Don't assume - always check with `helm template`.

### Wrapping charts with Bitnami sub-dependencies

Many popular Helm charts (Superset, Airflow, etc.) use Bitnami PostgreSQL and
Redis as sub-chart dependencies. Since August 2025, Bitnami images are behind a
paywall. The `bitnamilegacy/*` Docker Hub mirrors exist but are frozen and receive
no security updates.

If your upstream chart depends on Bitnami sub-charts:
- Override image repositories (e.g., `postgresql.image.repository: bitnamilegacy/postgresql`)
- Consider alternatives: [CloudNativePG](https://cloudnative-pg.io/) for PostgreSQL,
[Valkey](https://valkey.io/) for Redis
- See [nebari-dev/nebari-operator#96](https://github.com/nebari-dev/nebari-operator/issues/96)
for the longer-term platform solution

### Sub-chart values are static

Helm sub-chart values do not support template expressions (`{{ }}`). You cannot
dynamically generate configuration for the upstream app from your wrapper chart's
values.yaml.
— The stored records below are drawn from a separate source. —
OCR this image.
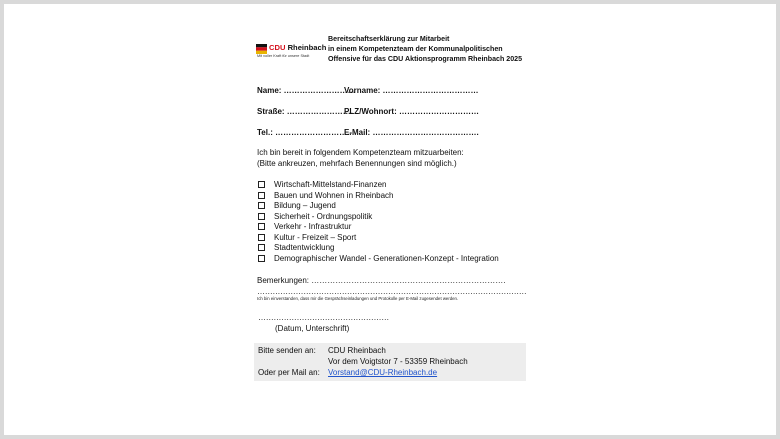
CDU Rheinbach
Mit voller Kraft für unsere Stadt
Bereitschaftserklärung zur Mitarbeit
in einem Kompetenzteam der Kommunalpolitischen
Offensive für das CDU Aktionsprogramm Rheinbach 2025
Name: ………………………
Vorname: ………………………………
Straße: …………………….
PLZ/Wohnort: …………………………
Tel.: ………………………..
E-Mail: ………………………………….
Ich bin bereit in folgendem Kompetenzteam mitzuarbeiten:
(Bitte ankreuzen, mehrfach Benennungen sind möglich.)
Wirtschaft-Mittelstand-Finanzen
Bauen und Wohnen in Rheinbach
Bildung – Jugend
Sicherheit - Ordnungspolitik
Verkehr - Infrastruktur
Kultur - Freizeit – Sport
Stadtentwicklung
Demographischer Wandel - Generationen-Konzept - Integration
Bemerkungen: ……………………………………………………………….
……………………………………………………………………………………………
Ich bin einverstanden, dass mir die Gesprächseinladungen und Protokolle per E-Mail zugesendet werden.
……………………………………………
(Datum, Unterschrift)
Bitte senden an: CDU Rheinbach
Vor dem Voigtstor 7 - 53359 Rheinbach
Oder per Mail an: Vorstand@CDU-Rheinbach.de
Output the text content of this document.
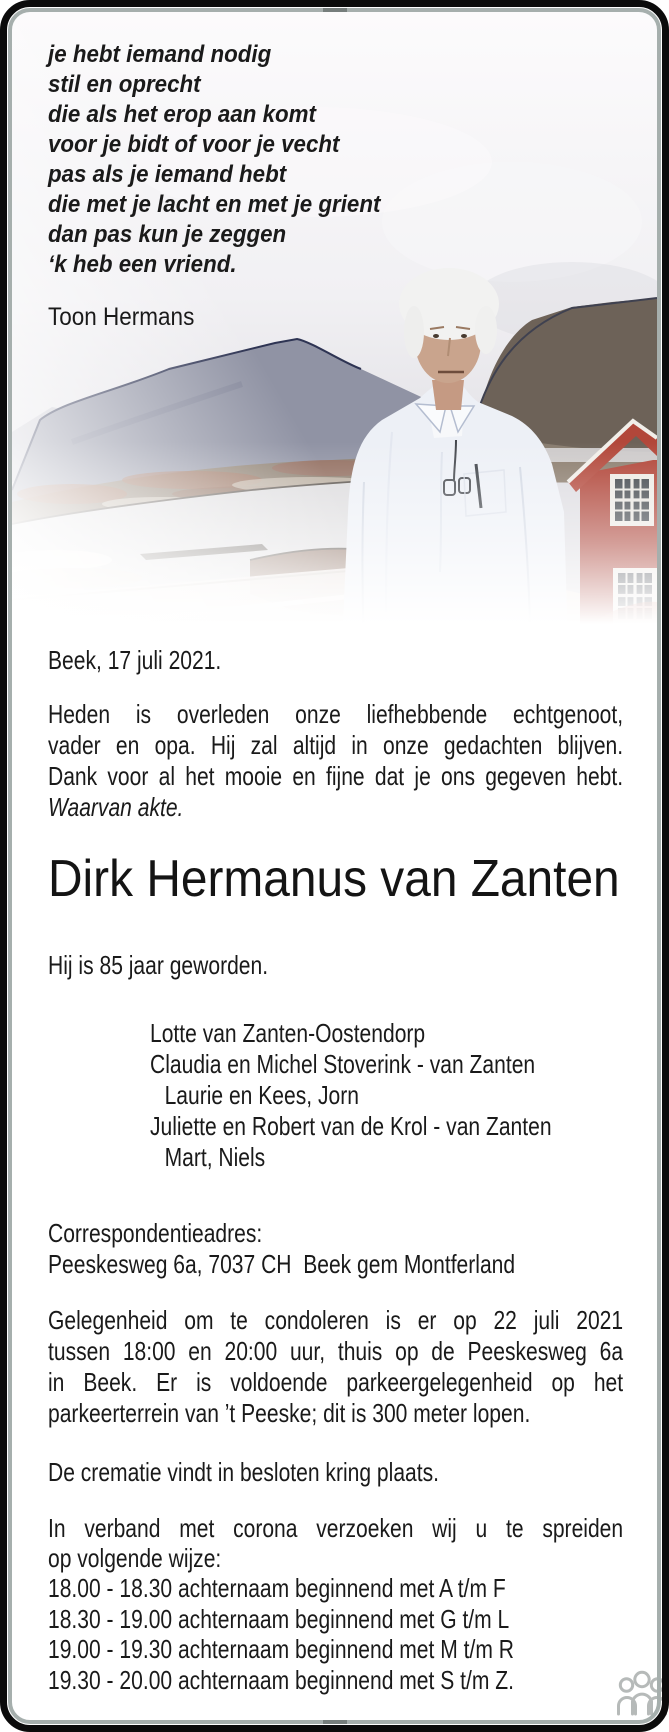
je hebt iemand nodig
stil en oprecht
die als het erop aan komt
voor je bidt of voor je vecht
pas als je iemand hebt
die met je lacht en met je grient
dan pas kun je zeggen
‘k heb een vriend.
Toon Hermans
Beek, 17 juli 2021.
Heden is overleden onze liefhebbende echtgenoot,
vader en opa. Hij zal altijd in onze gedachten blijven.
Dank voor al het mooie en fijne dat je ons gegeven hebt.
Waarvan akte.
Dirk Hermanus van Zanten
Hij is 85 jaar geworden.
Lotte van Zanten-Oostendorp
Claudia en Michel Stoverink - van Zanten
Laurie en Kees, Jorn
Juliette en Robert van de Krol - van Zanten
Mart, Niels
Correspondentieadres:
Peeskesweg 6a, 7037 CH  Beek gem Montferland
Gelegenheid om te condoleren is er op 22 juli 2021
tussen 18:00 en 20:00 uur, thuis op de Peeskesweg 6a
in Beek. Er is voldoende parkeergelegenheid op het
parkeerterrein van ’t Peeske; dit is 300 meter lopen.
De crematie vindt in besloten kring plaats.
In verband met corona verzoeken wij u te spreiden
op volgende wijze:
18.00 - 18.30 achternaam beginnend met A t/m F
18.30 - 19.00 achternaam beginnend met G t/m L
19.00 - 19.30 achternaam beginnend met M t/m R
19.30 - 20.00 achternaam beginnend met S t/m Z.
If you need templated config (e.g., generating Python OAuth config
from structured values), put it in example values files that deployers customize,
or create a ConfigMap template in your wrapper chart and mount it via the upstream
chart's volume support.

### App-native OAuth for RBAC

If your wrapped application needs role-based access control (not just
"authenticated or not"), see the [App-Native OAuth](../../docs/auth-flow.md#app-native-oauth)
section for how to wire operator-provisioned Keycloak credentials into your app.

See the [main README](../../README.md) for the full customization guide.